Welcome to the

Alexander Outdoor Classroom



click on the form below to find out how

Volunteer Form


Social distancing doesn't mean staying inside. It does mean taking up space differently outside.

. . . social distancing actually offers Americans an ideal moment to get closer ... to nature. Many of us with the ability and means to do so have turned to the outdoors — whether by walking our dogs a little more or finding a new trail far less traveled — as an escape from a crowded home or a chance to put some emotional distance between us and the problems of the peopled world.

For nature, the last few weeks have been a chance to really show its stuff. With so much less human disruption, nature has rarely been more natural in our lifetimes. A reduction in pollution, planes and people provides us with a rare opportunity to experience a more serene environment.

Plus, there's something truly comforting in the midst of this pandemic about the fact that nature continues to go about its business. In my home state, Maine, the ice is out of the lakes, flowers are starting to bloom and the sun is hanging in the sky a little longer every evening. It really helps put the other problems of the world into perspective.

--Shawn Gorman, chairman, L.L. Bean

the outdoor classroom is open . . .

Alexander school community residents are invited to experience nature in the outdoor classroom. Please be considerate of others. The U.S. Centers for Disease Control and Prevention (CDC) requires that everyone place, at minimum, 6 feet between themselves and others at all times and limit their time out in public. When outside, we should all be steering clear of others, and especially groups, and be sure to wash our hands regularly, cover mouths when coughing or sneezing (using a tissue or your elbow, not our hands), and avoid touching the face.
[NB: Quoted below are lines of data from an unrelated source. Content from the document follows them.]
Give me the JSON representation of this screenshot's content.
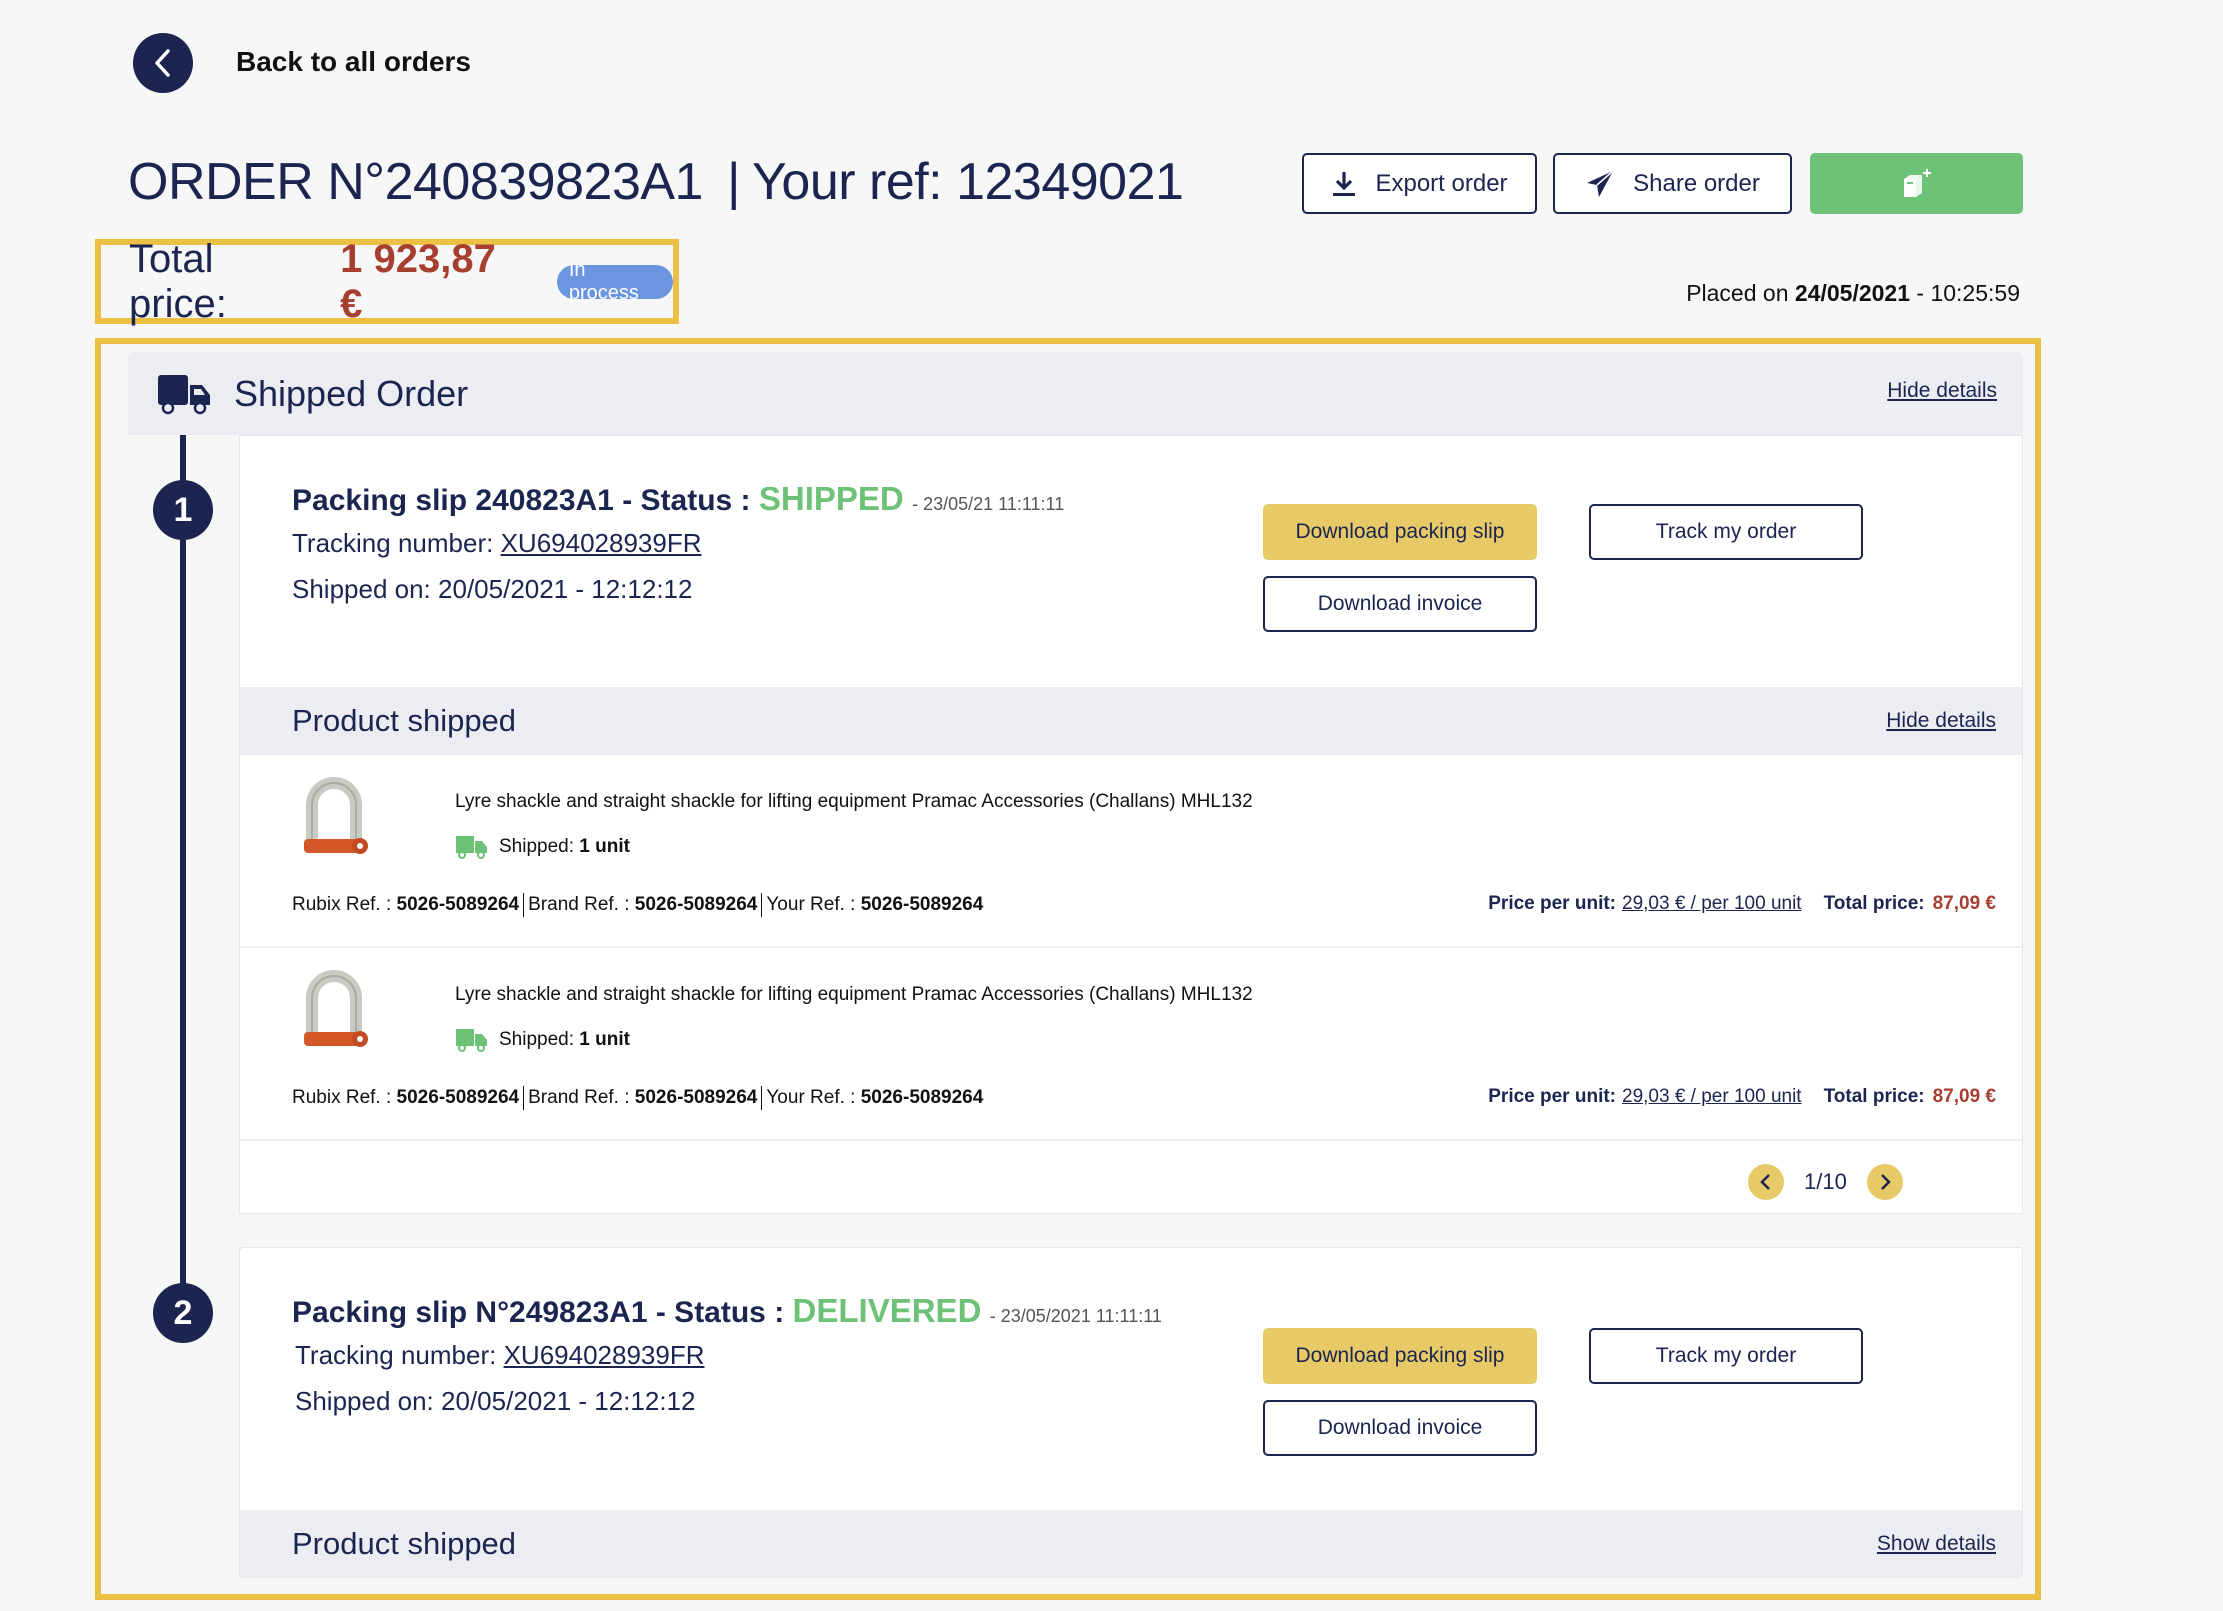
{
  "nav": {
    "back_label": "Back to all orders"
  },
  "header": {
    "order_title": "ORDER N°240839823A1",
    "ref_separator": "|",
    "your_ref": "Your ref: 12349021",
    "export_label": "Export order",
    "share_label": "Share order",
    "add_to_cart_icon": "box-plus-icon"
  },
  "summary": {
    "total_label": "Total price:",
    "total_value": "1 923,87 €",
    "status_badge": "In process",
    "placed_on_prefix": "Placed on",
    "placed_on_date": "24/05/2021",
    "placed_on_time": "- 10:25:59"
  },
  "shipped_order": {
    "title": "Shipped Order",
    "toggle_label": "Hide details",
    "packing_slips": [
      {
        "step": "1",
        "title": "Packing slip 240823A1 - Status :",
        "status": "SHIPPED",
        "status_date": "- 23/05/21 11:11:11",
        "tracking_label": "Tracking number:",
        "tracking_number": "XU694028939FR",
        "shipped_on_label": "Shipped on:",
        "shipped_on_value": "20/05/2021 - 12:12:12",
        "download_slip_label": "Download packing slip",
        "download_invoice_label": "Download invoice",
        "track_label": "Track my order",
        "products_header": "Product shipped",
        "products_toggle": "Hide details",
        "products": [
          {
            "name": "Lyre shackle and straight shackle for lifting equipment Pramac Accessories (Challans) MHL132",
            "shipped_label": "Shipped:",
            "shipped_qty": "1 unit",
            "rubix_ref_label": "Rubix Ref. :",
            "rubix_ref": "5026-5089264",
            "brand_ref_label": "Brand Ref. :",
            "brand_ref": "5026-5089264",
            "your_ref_label": "Your Ref. :",
            "your_ref": "5026-5089264",
            "price_per_unit_label": "Price per unit:",
            "price_per_unit": "29,03 € / per 100 unit",
            "total_price_label": "Total price:",
            "total_price": "87,09 €"
          },
          {
            "name": "Lyre shackle and straight shackle for lifting equipment Pramac Accessories (Challans) MHL132",
            "shipped_label": "Shipped:",
            "shipped_qty": "1 unit",
            "rubix_ref_label": "Rubix Ref. :",
            "rubix_ref": "5026-5089264",
            "brand_ref_label": "Brand Ref. :",
            "brand_ref": "5026-5089264",
            "your_ref_label": "Your Ref. :",
            "your_ref": "5026-5089264",
            "price_per_unit_label": "Price per unit:",
            "price_per_unit": "29,03 € / per 100 unit",
            "total_price_label": "Total price:",
            "total_price": "87,09 €"
          }
        ],
        "pagination": "1/10"
      },
      {
        "step": "2",
        "title": "Packing slip N°249823A1 - Status :",
        "status": "DELIVERED",
        "status_date": "- 23/05/2021 11:11:11",
        "tracking_label": "Tracking number:",
        "tracking_number": "XU694028939FR",
        "shipped_on_label": "Shipped on:",
        "shipped_on_value": "20/05/2021 - 12:12:12",
        "download_slip_label": "Download packing slip",
        "download_invoice_label": "Download invoice",
        "track_label": "Track my order",
        "products_header": "Product shipped",
        "products_toggle": "Show details"
      }
    ]
  },
  "colors": {
    "navy": "#1b2550",
    "highlight_yellow": "#ecc044",
    "button_yellow": "#e8c967",
    "green": "#6dc277",
    "price_red": "#a63f30",
    "badge_blue": "#6b95df"
  }
}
In the interest of keeping the outdoor classroom safe and beautiful, please carry out your trash, thank you!


Mrs. Carol Schroeder, school library aide and Master Gardener, has taken the outdoor classroom under her wing. This spring she has been busy tidying up gardens, weeding, mulching, planting, and feeding the birds. At a time when others are keeping their distance, Mrs. Schroeder's hard work is truly appreciated.

The pictures below show Mrs. Schroeder and friends working and exploring in the outdoor classroom recently.

Thank you, ladies, for releasing the butterflies in our butterfly garden.


The Alexander Outdoor Classroom is a place to play, learn, and enjoy nature.


Take a walk on the fitness path, use the fitness stations, and enjoy a story on our Storywalk.

Check out the "Teacher Resources" drop down at the top of the page for ways you can use the outdoor classroom this summer and all year long. Find out why it is important for you and your children to spend time outside.

Check out the booklet "BE OUT THERE" for additional ideas.


For the past three summers the outdoor classroom has included as one of the stations that comprised the district's summer recreation program. An average of about 80 students in grades kindergarten through sixth grade visited the site Monday through Thursday to enjoy the outdoor classroom stations and to take part in a variety of activities, including arts and crafts, cooking, and tending the raised beds. This year we were pleased to have some visiting experts. An educator from Reinstein Woods Environmental Education Center taught a lesson about frogs. She was able to include in her lesson frogs she found in our outdoor classroom! Erin Saile, owner of "Porcelain Pig Ceramics," brought ceramic pieces for the kids to paint. She returned on a second day to help the kids to create nature plaques by pressing objects found in nature into clay. Mrs. Saile then fired the pieces in her shop. The kids were thrilled with the beautiful pieces they were able to take home. Dan Klinczar, district instrumental music teacher, had kids creating rhythms, using "Boom Whackers" and rhythm sticks while moving about some of the outdoor classroom stations.

The theme for the last week of the program was "Farm to Table." Participants in the summer recreation program sat down together to eat a lunch that they prepared using fruits and vegetables from local farmers. Tables were set up in the outdoor classroom decorated with floral arrangements and place mats created by the kids. Also on the tables were the children's ceramic plates and cups. What a memorable way to end our summer program!


My Movie.wmv

Creating with clay.

Farm to table lunch.


Funding from the PEP great allowed us to add five fitness stations adjacent to the fitness path.


Mrs. Erica Swinehart's middle school reading class with the assistance of Mrs. Kristie Miller, school media specialist, has created a StoryWalk in the outdoor classroom. A StoryWalk is a book that has been disassembled, laminated and presented page by page on a trail, bike path, or walkway to promote reading and exercise. Our StoryWalk follows the path that surrounds the meadow at the rear of the outdoor classroom. Stories will change periodically.